Holding the Government Accountable

Gonna Put IT in the Want Ads: Keeping Contractors from Crossing the Line

While browsing Craigslist recently, POGO came across this job advertisement (pdf) posted by an unidentified “large firm” in Arlington, Virginia seeking a “Procurement Acquisition Analyst” with information technology experience to work for an unnamed government agency client. (POGO’s Federal Contractor Misconduct Database contains several Northern Virginia-based IT companies. One of them, CACI International, is headquartered in Arlington – could it be them?)

This job involves procuring IT software, hardware, and services, and it must be pretty sensitive, too, because the top of the ad declares in bold, capital letters that an active top secret clearance is required – no exceptions. (CACI also derives a substantial amount of revenue from intelligence work.) Among the functions to be performed:

- [P]rovide contractual, procurement, acquisition and technical support in the area of license management for our government client in the area of IT software purchases, expanding to hardware purchases.

- Support follows the entire lifecycle of the contract. This includes contract creation, contract maintenance, accountability throughout the life of a contract, and enforcing policy and software licensing compliance.

- [A]ssist the Contracting Officer Representative (COR) in writing and executing contracts; developing out-year budgets for software products and maintenance; assist with maintaining the inventory of licenses purchased and distributed throughout the enterprise; and tracking and monitoring contract performance. (emphasis added)

Why are we blogging about this particular job listing?

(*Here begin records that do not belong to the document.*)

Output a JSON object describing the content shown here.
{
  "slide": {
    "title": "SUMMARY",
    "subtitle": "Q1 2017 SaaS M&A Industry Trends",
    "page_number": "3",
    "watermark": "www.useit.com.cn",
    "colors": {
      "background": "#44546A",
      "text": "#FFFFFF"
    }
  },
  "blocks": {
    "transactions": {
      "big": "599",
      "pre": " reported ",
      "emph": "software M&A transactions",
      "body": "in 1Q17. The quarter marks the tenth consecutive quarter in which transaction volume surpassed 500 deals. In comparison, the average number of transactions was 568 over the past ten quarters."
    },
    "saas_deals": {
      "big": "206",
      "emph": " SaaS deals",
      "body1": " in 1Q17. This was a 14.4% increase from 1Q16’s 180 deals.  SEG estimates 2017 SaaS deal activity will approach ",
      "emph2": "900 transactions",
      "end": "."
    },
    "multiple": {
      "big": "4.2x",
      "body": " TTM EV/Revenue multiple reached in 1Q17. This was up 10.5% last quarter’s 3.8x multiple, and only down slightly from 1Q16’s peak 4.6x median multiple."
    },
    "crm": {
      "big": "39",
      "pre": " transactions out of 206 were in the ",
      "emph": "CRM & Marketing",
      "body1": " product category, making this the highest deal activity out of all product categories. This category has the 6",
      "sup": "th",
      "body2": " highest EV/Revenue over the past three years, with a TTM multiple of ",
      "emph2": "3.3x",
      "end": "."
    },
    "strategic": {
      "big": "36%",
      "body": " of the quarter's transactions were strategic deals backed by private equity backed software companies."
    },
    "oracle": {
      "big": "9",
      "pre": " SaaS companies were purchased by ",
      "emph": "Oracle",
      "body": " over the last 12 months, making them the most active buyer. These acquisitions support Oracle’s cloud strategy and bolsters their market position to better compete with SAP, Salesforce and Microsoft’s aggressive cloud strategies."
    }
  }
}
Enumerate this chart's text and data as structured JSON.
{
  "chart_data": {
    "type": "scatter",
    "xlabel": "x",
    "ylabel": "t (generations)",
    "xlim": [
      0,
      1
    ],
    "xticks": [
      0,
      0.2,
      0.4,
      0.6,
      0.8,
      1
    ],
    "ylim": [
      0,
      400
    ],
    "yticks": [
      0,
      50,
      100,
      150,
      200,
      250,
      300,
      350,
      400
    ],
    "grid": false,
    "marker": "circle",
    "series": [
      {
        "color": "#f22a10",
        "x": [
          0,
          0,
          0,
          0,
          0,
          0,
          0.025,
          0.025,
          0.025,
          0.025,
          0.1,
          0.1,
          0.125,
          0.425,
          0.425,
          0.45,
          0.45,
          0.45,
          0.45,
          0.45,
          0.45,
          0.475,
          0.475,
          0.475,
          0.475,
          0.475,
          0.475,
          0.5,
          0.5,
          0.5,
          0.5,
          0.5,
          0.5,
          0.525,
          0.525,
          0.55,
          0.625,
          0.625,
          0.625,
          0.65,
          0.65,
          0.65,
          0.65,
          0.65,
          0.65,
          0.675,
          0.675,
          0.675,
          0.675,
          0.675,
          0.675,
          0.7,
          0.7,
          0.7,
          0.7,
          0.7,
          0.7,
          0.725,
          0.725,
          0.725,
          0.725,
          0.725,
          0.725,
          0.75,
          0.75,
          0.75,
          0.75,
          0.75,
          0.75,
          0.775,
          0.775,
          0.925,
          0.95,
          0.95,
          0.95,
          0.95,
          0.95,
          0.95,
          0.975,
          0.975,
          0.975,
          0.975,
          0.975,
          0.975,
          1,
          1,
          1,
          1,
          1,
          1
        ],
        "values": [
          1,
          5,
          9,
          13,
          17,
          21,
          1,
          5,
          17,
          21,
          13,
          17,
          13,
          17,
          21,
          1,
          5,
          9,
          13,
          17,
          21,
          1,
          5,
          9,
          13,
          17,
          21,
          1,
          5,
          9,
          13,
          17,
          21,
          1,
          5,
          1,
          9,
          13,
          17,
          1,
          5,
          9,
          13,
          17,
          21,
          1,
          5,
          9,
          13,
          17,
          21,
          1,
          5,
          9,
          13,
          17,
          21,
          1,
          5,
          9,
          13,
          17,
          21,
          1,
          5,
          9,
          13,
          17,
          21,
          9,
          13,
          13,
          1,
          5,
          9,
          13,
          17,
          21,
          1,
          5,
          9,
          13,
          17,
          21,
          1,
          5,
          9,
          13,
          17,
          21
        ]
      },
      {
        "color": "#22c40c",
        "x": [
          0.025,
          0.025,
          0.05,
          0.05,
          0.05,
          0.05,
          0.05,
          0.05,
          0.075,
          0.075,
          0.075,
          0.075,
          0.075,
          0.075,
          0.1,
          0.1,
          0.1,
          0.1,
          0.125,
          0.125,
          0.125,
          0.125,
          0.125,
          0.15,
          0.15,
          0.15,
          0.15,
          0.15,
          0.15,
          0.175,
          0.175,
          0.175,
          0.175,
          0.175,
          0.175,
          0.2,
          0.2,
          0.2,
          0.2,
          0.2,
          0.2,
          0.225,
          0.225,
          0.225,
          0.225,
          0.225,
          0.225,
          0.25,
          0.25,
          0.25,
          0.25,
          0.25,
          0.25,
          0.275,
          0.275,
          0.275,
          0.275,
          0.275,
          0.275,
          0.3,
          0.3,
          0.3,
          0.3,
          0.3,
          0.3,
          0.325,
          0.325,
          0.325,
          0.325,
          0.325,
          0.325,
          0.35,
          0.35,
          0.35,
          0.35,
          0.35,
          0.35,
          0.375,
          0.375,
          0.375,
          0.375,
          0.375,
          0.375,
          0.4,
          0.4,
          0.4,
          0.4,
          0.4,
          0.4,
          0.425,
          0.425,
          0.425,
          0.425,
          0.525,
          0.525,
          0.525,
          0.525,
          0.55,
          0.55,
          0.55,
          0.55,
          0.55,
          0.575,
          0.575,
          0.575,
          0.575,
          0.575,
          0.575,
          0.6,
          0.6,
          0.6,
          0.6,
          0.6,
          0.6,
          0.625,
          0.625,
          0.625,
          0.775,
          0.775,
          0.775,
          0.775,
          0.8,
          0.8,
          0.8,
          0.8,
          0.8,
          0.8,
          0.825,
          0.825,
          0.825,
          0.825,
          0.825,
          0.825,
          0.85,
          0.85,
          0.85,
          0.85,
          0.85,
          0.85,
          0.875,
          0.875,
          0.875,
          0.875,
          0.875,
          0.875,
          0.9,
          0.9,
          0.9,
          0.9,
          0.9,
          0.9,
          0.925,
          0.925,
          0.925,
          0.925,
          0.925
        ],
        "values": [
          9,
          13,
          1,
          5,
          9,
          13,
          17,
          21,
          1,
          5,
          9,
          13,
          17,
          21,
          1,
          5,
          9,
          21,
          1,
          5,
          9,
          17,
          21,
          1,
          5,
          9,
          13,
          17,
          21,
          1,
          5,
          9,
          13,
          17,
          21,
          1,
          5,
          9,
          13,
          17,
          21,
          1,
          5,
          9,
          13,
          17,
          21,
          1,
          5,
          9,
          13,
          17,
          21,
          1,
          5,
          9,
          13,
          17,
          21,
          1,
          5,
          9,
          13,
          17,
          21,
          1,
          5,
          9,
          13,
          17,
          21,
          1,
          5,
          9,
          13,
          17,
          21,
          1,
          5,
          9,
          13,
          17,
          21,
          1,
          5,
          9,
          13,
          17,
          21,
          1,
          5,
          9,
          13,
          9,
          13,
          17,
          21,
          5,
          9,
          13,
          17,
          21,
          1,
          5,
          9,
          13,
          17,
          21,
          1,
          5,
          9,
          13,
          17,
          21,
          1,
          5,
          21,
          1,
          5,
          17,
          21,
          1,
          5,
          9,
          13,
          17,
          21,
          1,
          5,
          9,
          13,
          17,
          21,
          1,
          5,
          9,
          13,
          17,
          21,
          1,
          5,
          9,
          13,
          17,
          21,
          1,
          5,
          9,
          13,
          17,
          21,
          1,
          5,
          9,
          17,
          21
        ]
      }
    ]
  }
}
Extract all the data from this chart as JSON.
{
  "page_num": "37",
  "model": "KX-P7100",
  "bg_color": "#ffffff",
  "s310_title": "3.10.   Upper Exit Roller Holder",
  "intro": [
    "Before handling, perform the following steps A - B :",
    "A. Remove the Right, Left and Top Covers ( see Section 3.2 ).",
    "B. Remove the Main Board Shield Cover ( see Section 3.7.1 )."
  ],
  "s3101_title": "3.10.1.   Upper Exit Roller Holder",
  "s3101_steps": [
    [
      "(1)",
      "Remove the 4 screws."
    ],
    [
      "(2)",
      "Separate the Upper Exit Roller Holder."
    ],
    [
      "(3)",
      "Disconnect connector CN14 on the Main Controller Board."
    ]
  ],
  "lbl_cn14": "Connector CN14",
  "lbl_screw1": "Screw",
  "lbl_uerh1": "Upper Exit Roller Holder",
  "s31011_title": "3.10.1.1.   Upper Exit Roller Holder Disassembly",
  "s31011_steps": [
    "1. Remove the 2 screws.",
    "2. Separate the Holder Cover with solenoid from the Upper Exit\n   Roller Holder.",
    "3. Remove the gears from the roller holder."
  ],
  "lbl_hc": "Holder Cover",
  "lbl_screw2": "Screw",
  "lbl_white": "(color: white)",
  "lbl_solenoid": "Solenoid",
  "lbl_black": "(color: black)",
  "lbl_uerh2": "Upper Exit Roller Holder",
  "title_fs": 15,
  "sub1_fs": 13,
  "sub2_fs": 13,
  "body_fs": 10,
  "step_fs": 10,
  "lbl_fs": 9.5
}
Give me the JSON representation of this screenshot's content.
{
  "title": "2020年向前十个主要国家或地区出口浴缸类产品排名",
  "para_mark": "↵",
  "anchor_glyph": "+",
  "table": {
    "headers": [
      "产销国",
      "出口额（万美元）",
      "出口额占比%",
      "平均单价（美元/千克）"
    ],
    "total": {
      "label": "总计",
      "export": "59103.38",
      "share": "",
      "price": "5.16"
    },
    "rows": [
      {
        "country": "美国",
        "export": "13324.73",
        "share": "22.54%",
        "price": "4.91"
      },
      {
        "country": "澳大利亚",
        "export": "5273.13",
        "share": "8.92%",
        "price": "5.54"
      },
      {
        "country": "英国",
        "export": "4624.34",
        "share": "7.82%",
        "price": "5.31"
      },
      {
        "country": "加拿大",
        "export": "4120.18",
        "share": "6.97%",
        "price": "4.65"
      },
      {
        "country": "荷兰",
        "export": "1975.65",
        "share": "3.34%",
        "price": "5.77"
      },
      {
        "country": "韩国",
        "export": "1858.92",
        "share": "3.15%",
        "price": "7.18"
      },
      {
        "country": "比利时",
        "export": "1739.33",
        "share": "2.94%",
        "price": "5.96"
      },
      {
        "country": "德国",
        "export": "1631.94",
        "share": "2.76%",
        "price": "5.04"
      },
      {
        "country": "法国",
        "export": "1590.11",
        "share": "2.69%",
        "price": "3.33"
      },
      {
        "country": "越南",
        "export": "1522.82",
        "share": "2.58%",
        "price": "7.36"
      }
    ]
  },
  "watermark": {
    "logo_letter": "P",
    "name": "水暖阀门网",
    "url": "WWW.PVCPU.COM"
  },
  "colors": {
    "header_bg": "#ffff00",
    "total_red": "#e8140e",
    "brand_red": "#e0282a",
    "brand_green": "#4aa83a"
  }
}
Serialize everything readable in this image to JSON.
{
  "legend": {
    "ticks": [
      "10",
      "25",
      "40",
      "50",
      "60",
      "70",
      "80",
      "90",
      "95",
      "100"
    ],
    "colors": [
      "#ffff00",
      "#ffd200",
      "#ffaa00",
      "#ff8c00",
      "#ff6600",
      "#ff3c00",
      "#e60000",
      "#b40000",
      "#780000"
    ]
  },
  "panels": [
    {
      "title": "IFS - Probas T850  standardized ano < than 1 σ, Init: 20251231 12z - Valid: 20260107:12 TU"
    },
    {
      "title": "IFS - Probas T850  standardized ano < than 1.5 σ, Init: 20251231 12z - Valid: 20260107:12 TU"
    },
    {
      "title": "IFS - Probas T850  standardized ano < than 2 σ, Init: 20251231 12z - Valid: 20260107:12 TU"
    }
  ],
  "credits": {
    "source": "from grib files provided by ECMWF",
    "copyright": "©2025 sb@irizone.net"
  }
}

After all, it’s no different than the thousands of others you see every day in newspapers or on the Web. Yet it perfectly illustrates the extent to which the federal government relies on contractors to provide a wide range of services, even those that arguably should only be performed by government employees.

The Federal Acquisition Regulation (FAR) recognizes a class of government activities known as inherently governmental functions, which are functions that, for public interest reasons, must be performed by federal government employees, not contractors. These functions include awarding and administering contracts.

However, the FAR also recognizes a category of functions not considered inherently governmental but which “may approach” being inherently governmental, such as “providing assistance in contract management” and “services that involve or relate to the evaluation of another contractor’s performance.” These functions can be contracted out, but agencies must be careful to ensure that contractors do not overstep the boundary, which President Obama has conceded is a blurred line. Section 743(e)(2)(B) of the 2010 Consolidated Appropriations Act requires agencies to give “special management attention” to these functions. As an added safeguard, a new rule requires contractors to identify and prevent personal conflicts of interest specifically with regard to employees performing acquisition functions closely associated with inherently governmental functions.

Note how the job listing above repeatedly uses the words “support” and “assist.” That’s because these are magic words that supposedly make any function suitable for contractor performance. In reality, contractors can go beyond mere support or assistance – with disastrous consequences. For example, the Abu Ghraib prison scandal, in which contractor employees were alleged to have committed horrible acts of detainee mistreatment, grew out of a simple linguistics support services contract.

The point we’re trying to make is not that this particular job listing will result in another contracting scandal. What POGO tries to emphasize every single day is contracting out functions close to being inherently governmental, deficient oversight, and a lack of accountability are a guarantee that contractors will step over the line.